Growing in the faith, growing as a writer. By Andrew J Chamberlain

Here’s a question for you: can you remember all of the lessons you’ve learnt as a Christian?

Unless you made a commitment to Jesus five minutes ago, the answer is almost certainly ‘No’.

So let me ask you a different question: are you aware of how you have matured as a Christian over time?

Perhaps you can answer ‘Yes’ to this one. The difference between these questions is that one focuses on the  individual experiences we’ve had as Christians; the other looks at the overall impact of all of those experiences over time, and it's that overall impact that makes us who we are as Christians.

You may have heard thousands of sermons and bible readings, and received countless snippets of advice during your Christian life. No single experience will have presented the totality of the Christian faith is to you. Some of the things we hear, especially scripture, might sum up large parts of what we aim for as Christians; and occasionally we might receive wise counsel that will help us keep a steady course in our lives. Timely bits of wisdom that are important for the moment like, “just check back with God about this career move before you commit to it,” or one of my favourites: “of course Fred is wrong and you are right, but being right isn’t the most important thing in church life.”
Each of these lessons is valuable; but what is more valuable is the fact that they don’t just help us in themselves, when we take them together they point to something more. Each experience teaches us one thing, but the sum of them teaches us something else again.

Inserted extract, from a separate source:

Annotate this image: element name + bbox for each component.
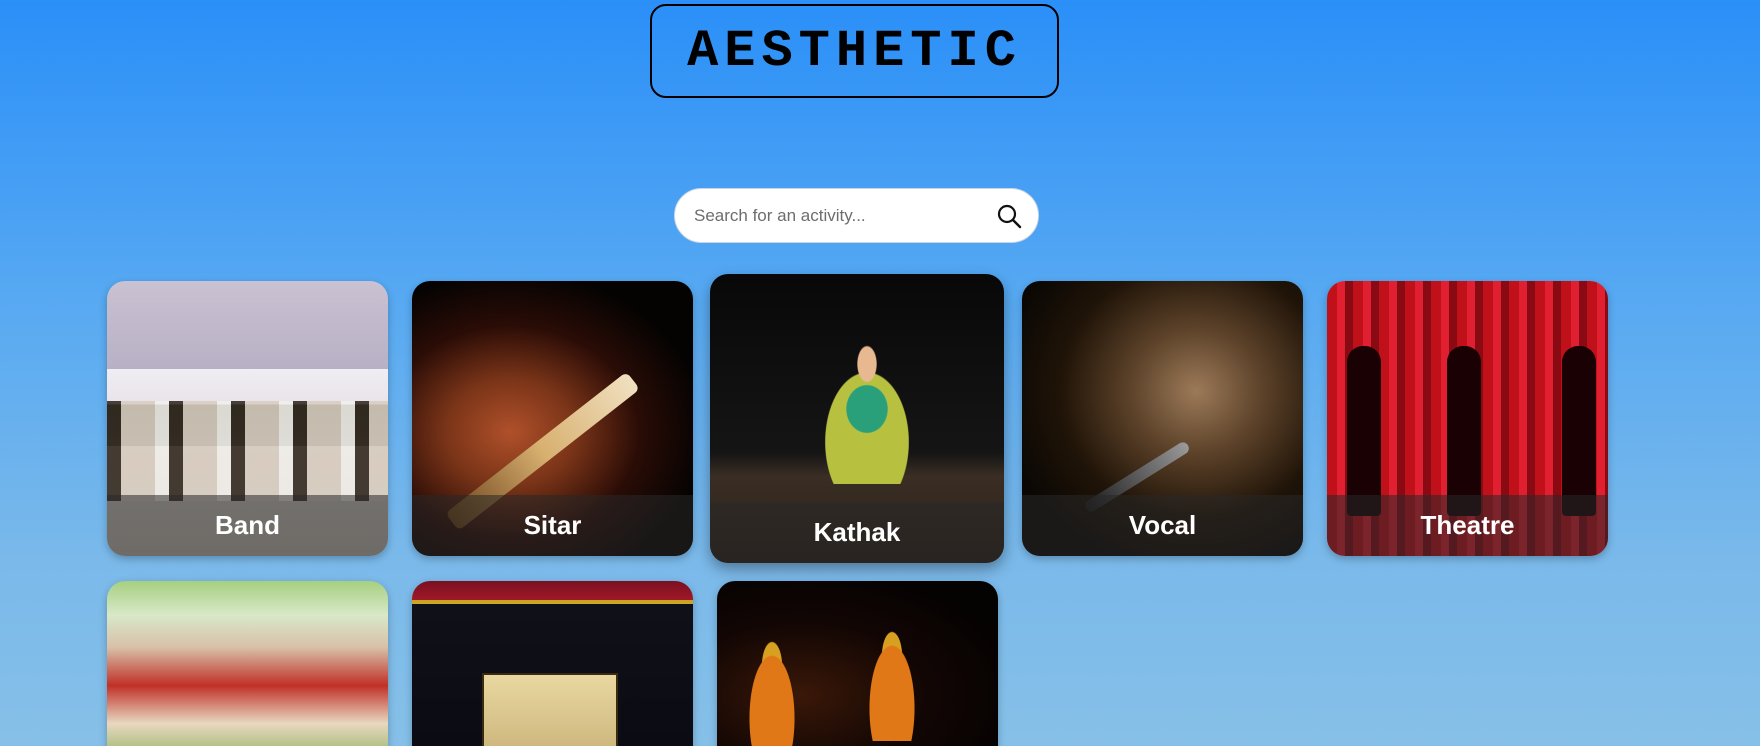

Now this process - call it discipleship, spiritual development, or whatever - is mirrored in our development as writers. Last month, my fellow blogger Fiona Lloyd talked about the barrage of advice she got from people when her son was born. It’s the same for us as writers, we will get advice from all directions. Some of it will seem contradictory (some of it will be contradictory!) but when all of this advice is taken together, it should have a particular value as a whole.

So, if you feel overwhelmed by all the advice you get as a writer, it might be useful to liken it to the advice you receive as a Christian. It’s hard work bringing all of the disparate bits of wisdom together, but over time - and it does take time - a pattern will emerge. As we apply ourselves to the teachings of the Christian faith, we gradually mature as Christians. So also, as we apply the lessons we learn about the craft of creative writing, in all its dimensions, so that whole process gradually makes us better writers.

As with discipleship, it can be a slow process, and it occurs in seasons; but we are right to be encouraged because just as this process will grow us as Christians, so the same process of thinking and learning and applying the lessons will grow us as writers.

Andrew J Chamberlain is a writer, speaker, and creative writing tutor. He is the presenter of The Creative Writer's Toolbelt a podcast that offers practical, accessible advice on the craft. Andrew has worked on a number of ghost-writing collaborations for Authentic Media, including the bestselling 'Once an Addict' with Barry Woodward. He has also self-published a number of science fiction short stories. Andrew will be speaking at the Lakes Writing Course this November.


  1. This is so true Andrew :) I really like the part about the sum of all your experiences with life/writing pointing to something more.It's so fundamental but so easy to crazily forget. Great post. Thank you.